As students kneaded the dough into a palm-sized disc, filled it with sautéed mushrooms, and pinched the edges to seal the pastelitos, they also shared what food meant to them in the context of their family and student life. A clear theme emerged, culinary traditions can extend beyond the kitchen. “We have the Philly pretzel factory. I’ve never been able to find a soft pretzel as good as the Philly Pretzel Factory,” said Ashley Gutshall about her hometown of Royersford, Pennsylvania. Gutshall, a history and Spanish sophomore, shares, “It’s our family tradition to get Philly soft pretzels after doctor’s appointments.”

Students sit at a stainless steel table in a cafeteria shaping yellow dough into palm-sized circles
(l): Ashley Gutshall presses dough into a circular shape to make a pastelito. (Marlayna Demond ’11/UMBC)

Snack routines also create taste memories. “I was born in El Salvador during the Civil War [1980-1992] but was raised in Los Angeles. I would often fantasize about the routines my family would have had if they had been able to stay in their homeland,” said Vasquez, as she cooked down strawberries that she used to sweeten a large container of water filled with chan seeds—similar to chia seeds in texture and nutrition. “Fresco de chan satisfied that question for me because it’s a drink students have after school,” said Vasquez. 

Food as a cultural bridge

Dishes are a fingerprint of a family’s traditions and tastes that can also serve as a timeline marking the evolution of ingredients locally and globally. “When my mom hears of these new trending food ingredients like chia seeds or quinoa,” says Vasquez, “she argues that they have been used in El Salvador and Central American communities for a long time.” 

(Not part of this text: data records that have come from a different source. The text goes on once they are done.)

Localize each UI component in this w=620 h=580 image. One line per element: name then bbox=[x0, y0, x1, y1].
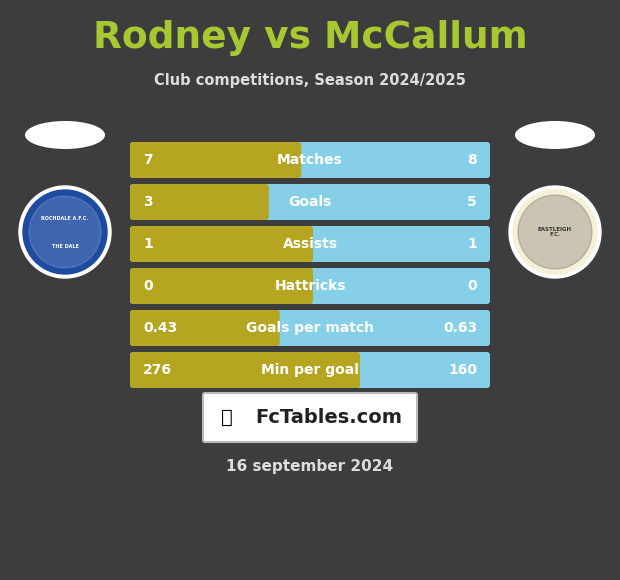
Text: 160: 160 bbox=[448, 363, 477, 377]
FancyBboxPatch shape bbox=[130, 142, 490, 178]
Text: 0: 0 bbox=[143, 279, 153, 293]
Circle shape bbox=[518, 195, 592, 269]
FancyBboxPatch shape bbox=[203, 393, 417, 442]
Text: 276: 276 bbox=[143, 363, 172, 377]
Text: 0: 0 bbox=[467, 279, 477, 293]
Text: 1: 1 bbox=[143, 237, 153, 251]
Text: 📊: 📊 bbox=[221, 408, 233, 427]
FancyBboxPatch shape bbox=[130, 184, 490, 220]
Circle shape bbox=[23, 190, 107, 274]
Text: 1: 1 bbox=[467, 237, 477, 251]
Text: Goals: Goals bbox=[288, 195, 332, 209]
FancyBboxPatch shape bbox=[130, 184, 268, 220]
FancyBboxPatch shape bbox=[130, 268, 490, 304]
FancyBboxPatch shape bbox=[130, 310, 280, 346]
Text: Club competitions, Season 2024/2025: Club competitions, Season 2024/2025 bbox=[154, 72, 466, 88]
Text: 0.43: 0.43 bbox=[143, 321, 177, 335]
Text: 5: 5 bbox=[467, 195, 477, 209]
FancyBboxPatch shape bbox=[130, 226, 313, 262]
Text: Matches: Matches bbox=[277, 153, 343, 167]
Text: 0.63: 0.63 bbox=[443, 321, 477, 335]
Text: 16 september 2024: 16 september 2024 bbox=[226, 459, 394, 474]
FancyBboxPatch shape bbox=[130, 268, 313, 304]
Circle shape bbox=[19, 186, 111, 278]
Text: Assists: Assists bbox=[283, 237, 337, 251]
Text: Goals per match: Goals per match bbox=[246, 321, 374, 335]
Text: ROCHDALE A.F.C.: ROCHDALE A.F.C. bbox=[42, 216, 89, 220]
FancyBboxPatch shape bbox=[130, 352, 490, 388]
Text: 3: 3 bbox=[143, 195, 153, 209]
FancyBboxPatch shape bbox=[130, 352, 360, 388]
Circle shape bbox=[29, 196, 101, 268]
FancyBboxPatch shape bbox=[130, 310, 490, 346]
Text: THE DALE: THE DALE bbox=[51, 244, 79, 248]
Circle shape bbox=[509, 186, 601, 278]
Text: EASTLEIGH
F.C.: EASTLEIGH F.C. bbox=[538, 227, 572, 237]
Text: FcTables.com: FcTables.com bbox=[255, 408, 402, 427]
FancyBboxPatch shape bbox=[130, 226, 490, 262]
Ellipse shape bbox=[25, 121, 105, 149]
Text: 7: 7 bbox=[143, 153, 153, 167]
FancyBboxPatch shape bbox=[130, 142, 301, 178]
Circle shape bbox=[513, 190, 597, 274]
Text: Rodney vs McCallum: Rodney vs McCallum bbox=[92, 20, 528, 56]
Text: Hattricks: Hattricks bbox=[274, 279, 346, 293]
Ellipse shape bbox=[515, 121, 595, 149]
Text: Min per goal: Min per goal bbox=[261, 363, 359, 377]
Text: 8: 8 bbox=[467, 153, 477, 167]
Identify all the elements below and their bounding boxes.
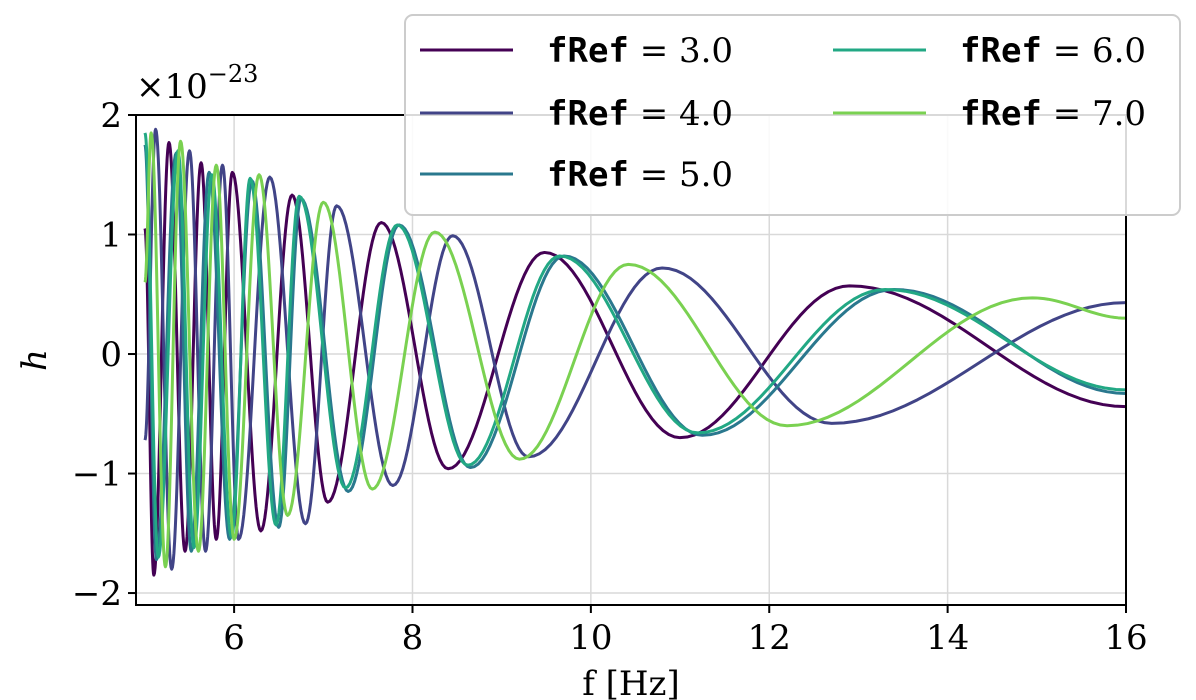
legend-label-3: fRef = 5.0 [547, 155, 733, 195]
y-tick-label: 1 [100, 216, 122, 256]
series-line-3 [143, 144, 1127, 562]
y-axis-label: h [15, 349, 55, 371]
y-tick-label: 0 [100, 335, 122, 375]
ticks [128, 114, 1127, 613]
y-tick-label: −2 [72, 574, 122, 614]
x-tick-label: 10 [569, 618, 612, 658]
legend: fRef = 3.0 fRef = 4.0 fRef = 5.0 fRef = 6.0… [404, 14, 1181, 216]
legend-items: fRef = 3.0 fRef = 4.0 fRef = 5.0 fRef = 6.0… [420, 31, 1146, 195]
x-axis-label: f [Hz] [582, 664, 679, 700]
legend-label-1: fRef = 3.0 [547, 31, 733, 71]
offset-label-base: ×10 [136, 67, 208, 107]
y-tick-label: −1 [72, 455, 122, 495]
series-line-1 [143, 140, 1127, 577]
offset-label: ×10−23 [136, 60, 258, 107]
series-line-4 [143, 132, 1127, 559]
series-line-5 [143, 131, 1127, 569]
x-tick-label: 6 [223, 618, 245, 658]
x-tick-label: 16 [1104, 618, 1147, 658]
x-tick-label: 12 [748, 618, 791, 658]
x-tick-label: 14 [926, 618, 969, 658]
legend-label-4: fRef = 6.0 [960, 31, 1146, 71]
legend-box [404, 14, 1181, 216]
series-lines [143, 127, 1127, 577]
y-tick-label: 2 [100, 96, 122, 136]
legend-label-5: fRef = 7.0 [960, 94, 1146, 134]
x-tick-label: 8 [402, 618, 424, 658]
legend-label-2: fRef = 4.0 [547, 94, 733, 134]
offset-label-exponent: −23 [208, 60, 259, 88]
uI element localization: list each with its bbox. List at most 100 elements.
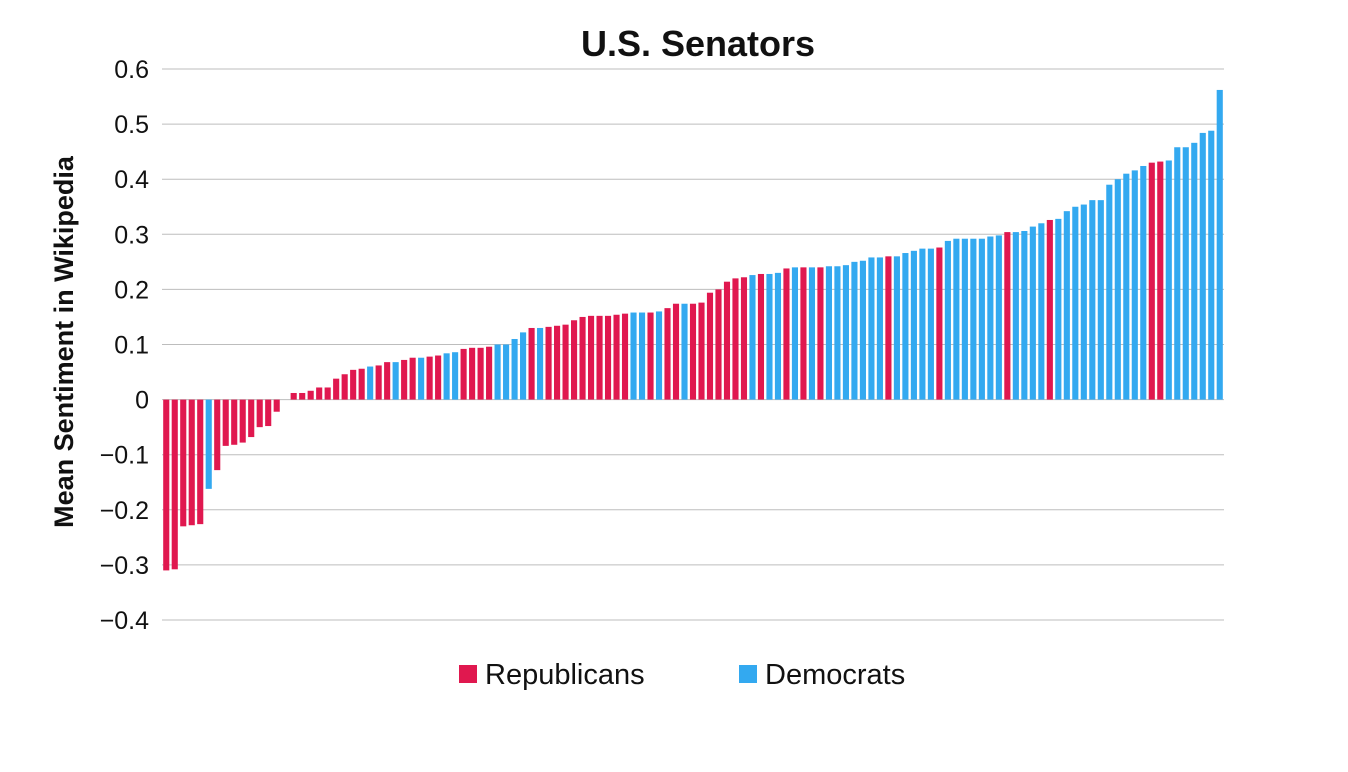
bar xyxy=(180,399,187,527)
legend: Republicans Democrats xyxy=(459,659,905,691)
bar xyxy=(664,308,671,400)
y-axis-label: Mean Sentiment in Wikipedia xyxy=(49,155,79,528)
bar xyxy=(486,346,493,400)
y-tick-label: 0.5 xyxy=(114,111,149,139)
y-tick-label: 0.6 xyxy=(114,56,149,84)
bar xyxy=(392,362,399,400)
bar xyxy=(350,369,357,400)
y-tick-label: −0.2 xyxy=(100,497,149,525)
y-tick-label: 0.2 xyxy=(114,276,149,304)
bar xyxy=(596,315,603,400)
bar xyxy=(299,392,306,400)
bar xyxy=(953,238,960,400)
bar xyxy=(494,344,501,400)
legend-label-democrats: Democrats xyxy=(765,659,905,691)
bar xyxy=(893,256,900,400)
bar xyxy=(630,312,637,400)
bar xyxy=(868,257,875,400)
bar xyxy=(256,399,263,428)
bar xyxy=(698,302,705,400)
bar xyxy=(1114,179,1121,400)
y-tick-labels: 0.6 0.5 0.4 0.3 0.2 0.1 0 −0.1 −0.2 −0.3 −0.4 xyxy=(100,56,149,635)
bar xyxy=(205,399,212,489)
bar xyxy=(638,312,646,400)
bar xyxy=(1097,200,1104,400)
bar xyxy=(919,248,926,400)
bar xyxy=(358,368,365,400)
bar xyxy=(341,374,348,400)
bar xyxy=(791,267,799,400)
bar xyxy=(1072,206,1079,400)
bar xyxy=(961,238,968,400)
y-tick-label: −0.4 xyxy=(100,607,149,635)
bar xyxy=(825,266,832,400)
bar xyxy=(604,315,612,400)
bar xyxy=(231,399,238,445)
legend-swatch-democrats xyxy=(739,665,757,683)
bar xyxy=(766,273,773,400)
bar xyxy=(715,289,722,400)
bar xyxy=(732,278,739,400)
bar xyxy=(239,399,246,443)
bar xyxy=(171,399,178,570)
bar xyxy=(621,313,629,400)
bar xyxy=(723,281,731,400)
bar xyxy=(987,236,994,400)
bar xyxy=(1165,160,1172,400)
bar xyxy=(520,332,527,400)
bar xyxy=(927,248,934,400)
bar xyxy=(808,267,816,400)
bar xyxy=(324,387,331,400)
bar xyxy=(834,266,841,400)
bar xyxy=(995,235,1002,400)
bar xyxy=(307,390,314,400)
bar xyxy=(188,399,195,526)
bar xyxy=(426,356,433,400)
bar xyxy=(1191,142,1198,400)
bar xyxy=(554,325,561,400)
bar xyxy=(401,359,408,400)
bar xyxy=(1106,184,1113,400)
bar xyxy=(469,347,476,400)
bar xyxy=(1131,170,1138,400)
y-tick-label: −0.1 xyxy=(100,442,149,470)
bar xyxy=(163,399,170,571)
bar xyxy=(503,344,510,400)
bar xyxy=(222,399,229,446)
bar xyxy=(885,256,892,400)
bar xyxy=(970,238,977,400)
bar xyxy=(1208,130,1215,400)
y-tick-label: 0.3 xyxy=(114,221,149,249)
bar xyxy=(1029,226,1036,400)
bar xyxy=(672,303,680,400)
bar xyxy=(1089,200,1096,400)
bar xyxy=(851,261,858,400)
bar xyxy=(316,387,323,400)
bar xyxy=(452,352,459,400)
bar xyxy=(774,272,782,400)
bar xyxy=(1123,173,1130,400)
bar xyxy=(418,357,425,400)
bar xyxy=(1063,211,1070,400)
bar xyxy=(902,253,909,400)
bar xyxy=(1021,230,1028,400)
bar xyxy=(333,378,340,400)
bar xyxy=(706,292,714,400)
bar xyxy=(545,326,552,400)
bar xyxy=(936,247,943,400)
bar xyxy=(1012,232,1019,400)
bar xyxy=(1055,218,1062,400)
bar xyxy=(681,303,688,400)
bar xyxy=(842,265,849,400)
bar xyxy=(384,362,391,400)
bar xyxy=(944,240,951,400)
bar xyxy=(1140,165,1147,400)
y-tick-label: 0.1 xyxy=(114,332,149,360)
bar xyxy=(978,238,985,400)
bar xyxy=(443,353,450,400)
y-tick-label: −0.3 xyxy=(100,552,149,580)
bar xyxy=(1080,204,1087,400)
bar xyxy=(537,327,544,400)
bar xyxy=(290,392,297,400)
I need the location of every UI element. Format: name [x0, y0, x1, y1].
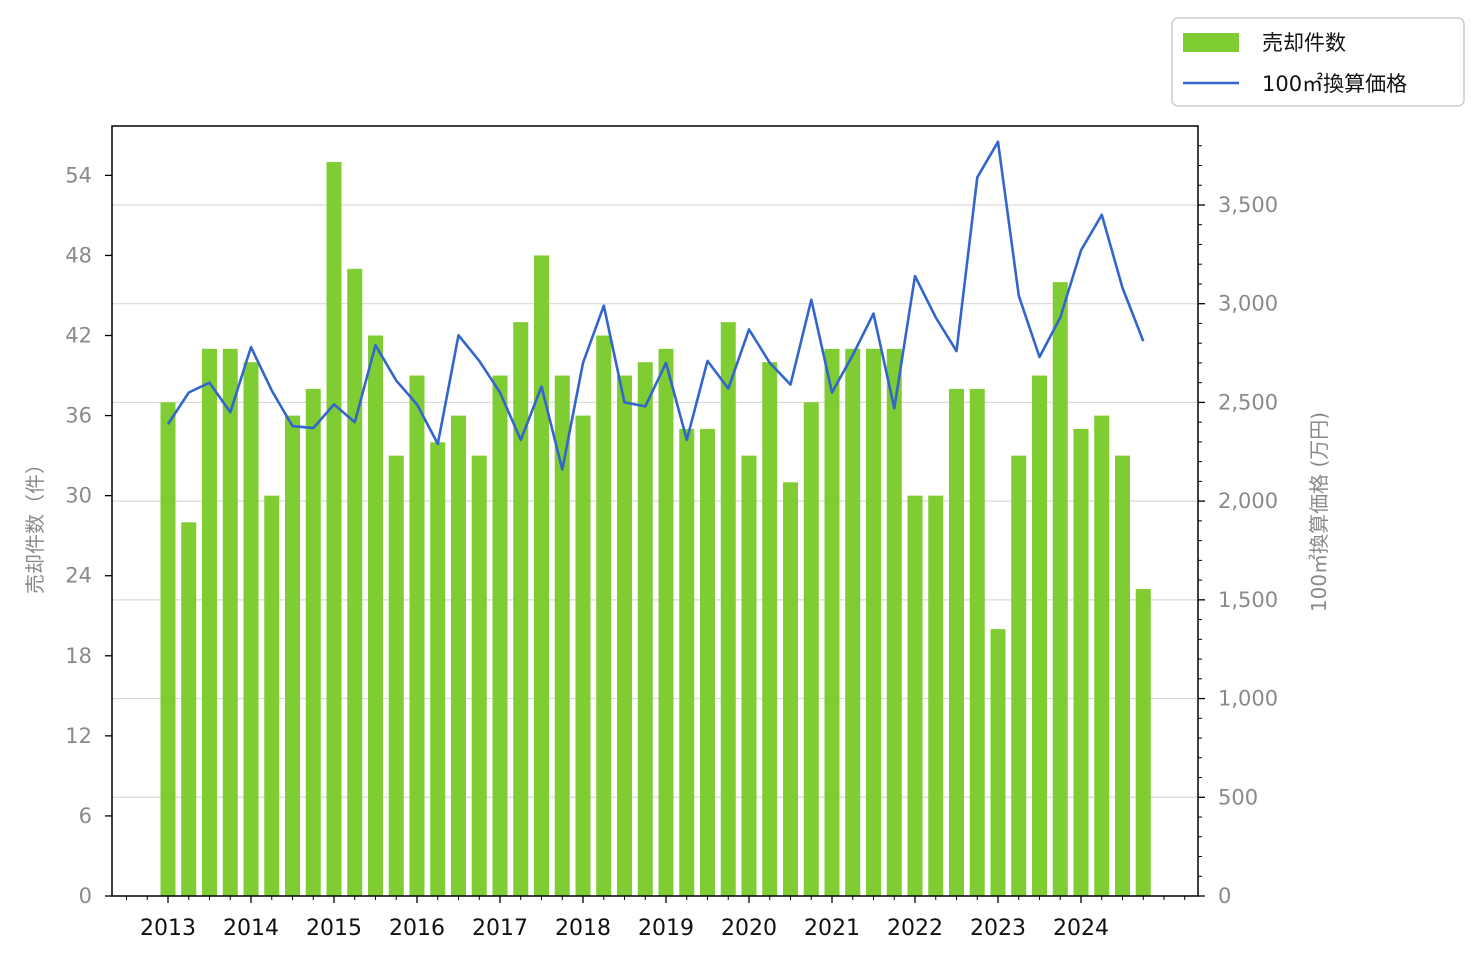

Whether savory or sweet, the names of foods and spices across Latin America, and the dishes they inspire, are rooted in indigenous, African, and European languages and culinary traditions often fused to create unique dishes with local variations. Vasquez noted that achiote [ah-chee-oh-teh], the spice used to season and enhance the yellow color of the corn flour dough for the pastelitos, is a Nahuat word. Nahuat is a widely spoken indigenous language in Mexico and Central America. The rich legacy of Salvadoran food is seldom recognized alongside Western cuisine, even though many of its ingredients are sourced from the Global South—reinforcing cultural divisions. The Dresher Center’s “More than Pupusas” cooking event aimed to bridge this gap and celebrate the cultural footprint of Salvadoran cuisine.

“I interviewed more than 100 women while I’ve been working on this project. It’s taken me nine years,” says Vasquez about her recent release, The SalviSoul Cookbook. “I wanted to make sure that we’re giving credit where credit is due.” 

The tasters and aspiring chefs were grateful to be part of the long tradition of communities brought together across borders and time to learn, cook, and share a meal with new and old friends. They stamped their seal of approval with dough—a squiggly line, a star, a smile—sealing each pastelito with personal flair.